Day + 30 -- feeling sad

I didn't get to the hospital until late this morning; I stayed at the hotel to do our laundry. It felt good to sleep in a little.

When I got there, Doug said that OT had come and he did some arm exercises with light weights. He did not get a shower which surprised me. I will make sure he gets one tomorrow. None of the rooms have showers -- there are two shower rooms and a nurse or therapist must help patients. Makes me nervous to let Doug use a communal shower room but I discussed my concern with the transplant team and was asssured that Spalding understands transplant issues and cleans/disinfects the shower rooms well. I intend to check up on that.

Spalding is starting Doug from scratch, with their own rules. At the transplant unit of P/SL, I was allowed and encouraged to help Doug transfer from bed to chair and bathroom, once OT had supervised and saw that I knew how to help him safely. At Spalding, I am not allowed to help him with anything yet. Doug cannot get out of bed for any reason without calling for the nurse. And if he does get out of bed, the nurse said they will set the bed alarm which senses weight (or lack of it) and alarms will ring at the nurses station. I know they are putting safety first, but both Doug and I find this demoralizing. It feels very confining. Not much is going to happen on Sunday, but on Monday I hope they will agree to at least observe me and make a decision to let me help him to the bathroom.

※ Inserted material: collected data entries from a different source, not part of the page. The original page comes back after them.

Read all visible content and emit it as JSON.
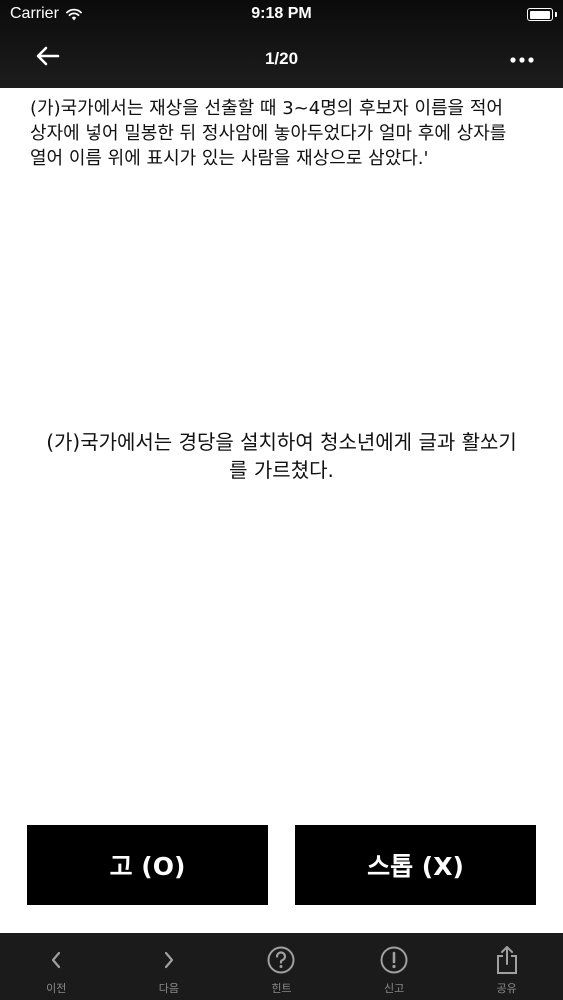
{
  "status_bar": {
    "carrier": "Carrier",
    "time": "9:18 PM",
    "battery_level": 1.0
  },
  "nav": {
    "title": "1/20",
    "back_icon": "arrow-left-icon",
    "more_icon": "ellipsis-icon"
  },
  "content": {
    "question": "(가)국가에서는 재상을 선출할 때 3~4명의 후보자 이름을 적어\n상자에 넣어 밀봉한 뒤 정사암에 놓아두었다가 얼마 후에 상자를\n열어 이름 위에 표시가 있는 사람을 재상으로 삼았다.'",
    "statement": "(가)국가에서는 경당을 설치하여 청소년에게 글과 활쏘기\n를 가르쳤다."
  },
  "answers": {
    "go_label": "고 (O)",
    "stop_label": "스톱 (X)"
  },
  "tabs": [
    {
      "label": "이전",
      "icon": "chevron-left-icon"
    },
    {
      "label": "다음",
      "icon": "chevron-right-icon"
    },
    {
      "label": "힌트",
      "icon": "question-circle-icon"
    },
    {
      "label": "신고",
      "icon": "exclamation-circle-icon"
    },
    {
      "label": "공유",
      "icon": "share-icon"
    }
  ],
  "colors": {
    "header_bg": "#141414",
    "tab_bar_bg": "#1b1b1b",
    "button_bg": "#000000",
    "tab_icon": "#a0a0a0",
    "tab_label": "#8a8a8a"
  }
}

In the afternoon Doug had a session with PT. He walked "around the square" using the walker and did well. Adam, the PT guy, had Doug do some leg exercises and climb the portable stairs, with a few rest breaks.

Doug is feeling sad and overwhelmed. He asked for "happy pills" and the PA prescribed an anti-depressant. I am glad he asked for something - he certainly has reason. I feel sad too. I am hoping that starting Monday, the increased activity and sense of achievement will help. Tomorrow, Sunday, might be a long day. We will just take it one step at a time.